El último representante de aquella ilustre familia era el caballero Kurt de Altenaar, un hombre de edad ya avanzada que no había tenido descendencia. Todo hacía prever que aquel linaje estaba a punto de extinguirse pero Kurt de Altenaar quería mantener hasta el último momento el prestigio y el orgullo de su casta.
Y he aquí que los poderosos señores de Berna, que querían dominar toda la región de Oberlan, impusieron a las demás familias nobles, entre ellas la Altenaar, unos tributos muy fuertes. El caballero se negó a apagar y los berneses enviaron a su ejército con la misión de apoderarse del castillo. El caballero Kurt se encerró con sus fieles y empezó con ello un asedio muy duro que se alargó semanas y semanas.
El señor de Altenaar no estaba dispuesto a rendirse de ninguna de las maneras.

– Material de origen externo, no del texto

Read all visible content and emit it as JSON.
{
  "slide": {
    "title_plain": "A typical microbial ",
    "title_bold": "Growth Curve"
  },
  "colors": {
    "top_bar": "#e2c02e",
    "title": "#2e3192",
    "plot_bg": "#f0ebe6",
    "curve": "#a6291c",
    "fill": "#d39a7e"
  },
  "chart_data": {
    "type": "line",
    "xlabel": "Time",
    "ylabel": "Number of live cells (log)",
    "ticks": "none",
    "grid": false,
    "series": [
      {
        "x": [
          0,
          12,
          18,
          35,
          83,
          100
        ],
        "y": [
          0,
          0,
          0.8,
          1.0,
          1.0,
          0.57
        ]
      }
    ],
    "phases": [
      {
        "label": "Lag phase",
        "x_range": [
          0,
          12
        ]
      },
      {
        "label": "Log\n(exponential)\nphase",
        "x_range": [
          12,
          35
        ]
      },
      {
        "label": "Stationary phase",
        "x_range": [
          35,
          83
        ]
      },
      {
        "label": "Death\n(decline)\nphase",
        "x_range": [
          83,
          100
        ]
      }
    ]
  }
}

Dentro del castillo, sin embargo, las dificultades eran cada día mayores: los víveres se estaban agotando, muchos de los defensores habían muerto combatidos en las murallas y, todo hay que decirlo, algunos de los supervivientes habían desertado. Pero el caballero Kurt aguantaba, firme como la roca sobre la que se alzaba su castillo.

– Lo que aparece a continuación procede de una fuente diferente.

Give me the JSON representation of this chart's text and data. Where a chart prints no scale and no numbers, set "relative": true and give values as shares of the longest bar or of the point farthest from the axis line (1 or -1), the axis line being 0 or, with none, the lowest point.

Llegó un momento en que el caballero era ya el único defensor del castillo, no quedaba vivo nadie más. Y el pobre señor Altenaar comprendió dolorosamente que la suerte de su castillo ya no estaba en sus manos. Entonces, se colocó su armadura, cogió las mejores armas e hizo subir a su caballo sobre una de las torres de la muralla. Montado en él, se acercó a las almenas de la torre. Todos los guerreros enemigos, al verlo con aquel aspecto, se quedaron aterrados y no se atrevía a moverse ni decir nada. La voz de Kurt de Atenaar resonó severa y orgullosa:
– Soy el último defensor del castillo. Todos los demás han muerto. Nos ha vencido el hambre, no la fuerza de las armas. Pero yo moriré libre, tal como han muerto siempre todos los de mi linaje.
Y, diciendo esto, Kurt de Altenaar espoleó al caballo y saltó con él por encima de las almenas, lanzándose al vacío. Fueron a estrellarse sobre las rocas, por las que corrían, tumultuosas, las aguas del río Aar.
Los asediadores, escuchando aún el eco de las últimas palabras de Kurt de Altenaar, se quedaron tan impresionados que levantaron el campamento sin osar entrar en un castillo defendido con tan extremo coraje.